Besonders groß war die Zersplitterung des deutschen Protestantismus natürlich in der Zeit des sog. »Kirchenkampfes« 1933 bis 1945. Das Handbuch bietet hier eine vorzügliche Übersicht über die komplizierten Strukturen und Entwicklungen – u. a. über die noch nicht deutsch-christlich dominierten »Gremien zur Überleitung des Kirchenbundes in die Deutsche Evangelische Kirche« (April bis Juni 1933), die deutsch-christlich dominierten reichskirchlichen Organe und Ämter (Juli 1933 bis 1935), den nach dem faktischen Scheitern des deutsch-christlichen Reichsbischofs von dem staat lichen Reichskirchenminister eingesetzten Reichskirchenausschuss (Oktober 1935 bis Februar 1937) sowie weitere vom Staat aufoktroyierte Einrichtungen wie die einflussreiche, von anderen kirchlichen Gremien unabhängige Finanzabteilung (ab November 1935), die ab 1934 stark zersplitterte Bewegung der Deutschen Chris­ten, die sehr heterogene Bekennende Kirche mit ihren Synoden und Leitungsorganen sowie ihren diversen Vorläufern (Jungreformatorische Bewegung, Pfarrernotbund, Nürnberger Ausschuss, Ulmer Einung), die »Gremien zur Überwindung der Spaltung der Deutschen Evangelischen Kirche«, die sich teils um strikte Neutralität bemühten (wie der Wittenberger Bund), teils mehr oder we­-niger deutsch-christlich geprägt waren (wie der Arbeitskreis für die Neuordnung der Bearbeitung der weltlichen und geistlichen Angelegenheiten), teils aber auch bekenntniskirchlich (wie das Kirchliche Einigungswerk Theophil Wurms), die verschiedenen bekenntniskirchlichen konfessionellen – lutherischen und reformierten – Zusammenschlüsse (von denen die lutherischen wiederum Vorläufer der 1948 gegründeten Vereinigten Evangelisch-Lu­therischen Kirche Deutschlands waren). Deutsch-christlich bzw. bekenntniskirchlich geprägte Parallelstrukturen gab es natürlich auch in der altpreußischen Unionskirche.

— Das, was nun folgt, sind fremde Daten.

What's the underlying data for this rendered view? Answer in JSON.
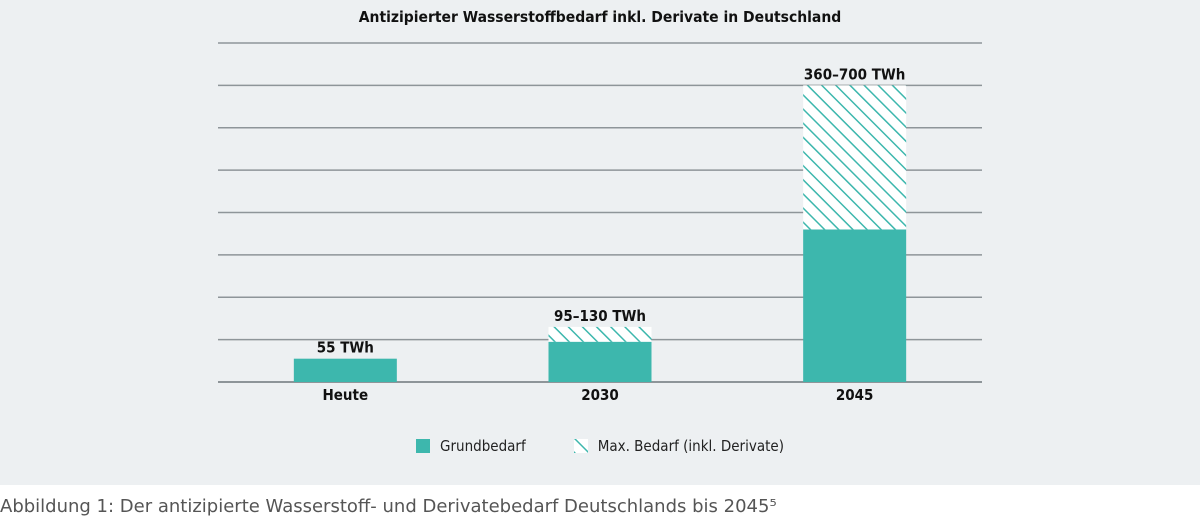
{
  "colors": {
    "base": "#3db7ad",
    "hatch": "#3db7ad",
    "grid": "#8e9599",
    "panel": "#edf0f2"
  },
  "chart_data": {
    "type": "bar",
    "title": "Antizipierter Wasserstoffbedarf inkl. Derivate in Deutschland",
    "categories": [
      "Heute",
      "2030",
      "2045"
    ],
    "series": [
      {
        "name": "Grundbedarf",
        "values": [
          55,
          95,
          360
        ]
      },
      {
        "name": "Max. Bedarf (inkl. Derivate)",
        "values": [
          0,
          35,
          340
        ]
      }
    ],
    "data_labels": [
      "55 TWh",
      "95–130 TWh",
      "360–700 TWh"
    ],
    "ylim": [
      0,
      800
    ],
    "y_ticks": [
      0,
      100,
      200,
      300,
      400,
      500,
      600,
      700,
      800
    ],
    "y_tick_labels_shown": false,
    "grid": true,
    "legend": "bottom-center",
    "stacked": true
  },
  "caption": "Abbildung 1: Der antizipierte Wasserstoff- und Derivatebedarf Deutschlands bis 2045⁵"
}
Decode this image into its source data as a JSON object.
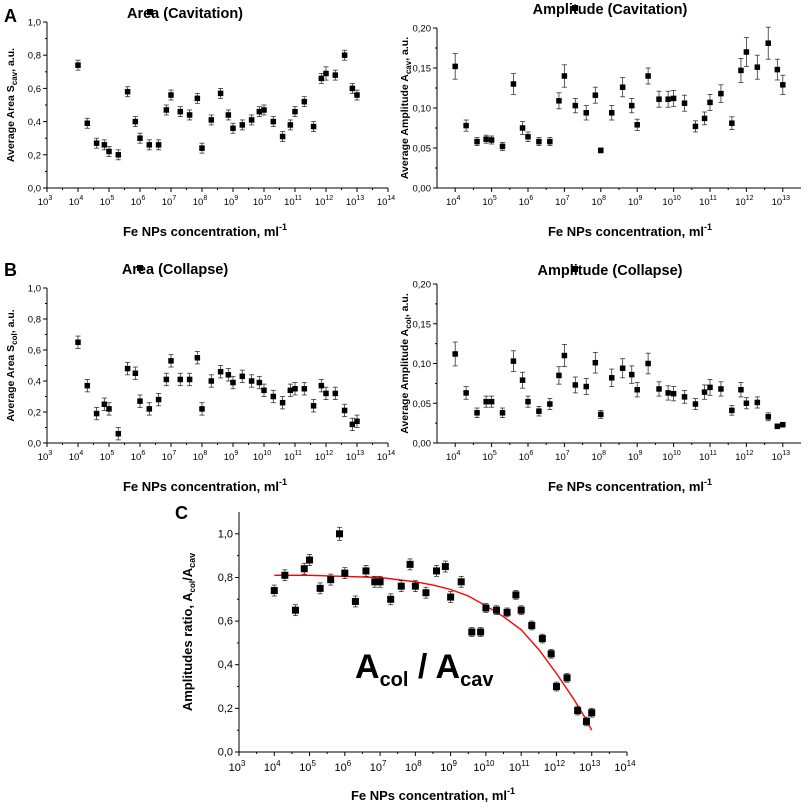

Das Handbuch ist zusammen mit dem bereits 2006 (als Band 12 derselben Reihe) erschienenen Personenlexikon zum deutschen Protestantismus 1919–1949 (zusammengestellt und bearbeitet von Hannelore Braun und Gertraud Grünzinger) ein unentbehrliches Hilfsmittel nicht nur zur Erschließung der insgesamt mittlerweile mehr als 100 Bände umfassenden wissenschaftlichen Reihen: Arbeiten zur Geschichte des Kirchenkampfes (einschließlich Er­gänzungsreihe) sowie Arbeiten zur Kirchlichen Zeitgeschichte (Reihe A: Quellen; Reihe B: Darstellungen), sondern darüber hinaus auch zur Beschäftigung mit dem deutschen Protestantismus in der ersten Hälfte des 20. Jh.s überhaupt.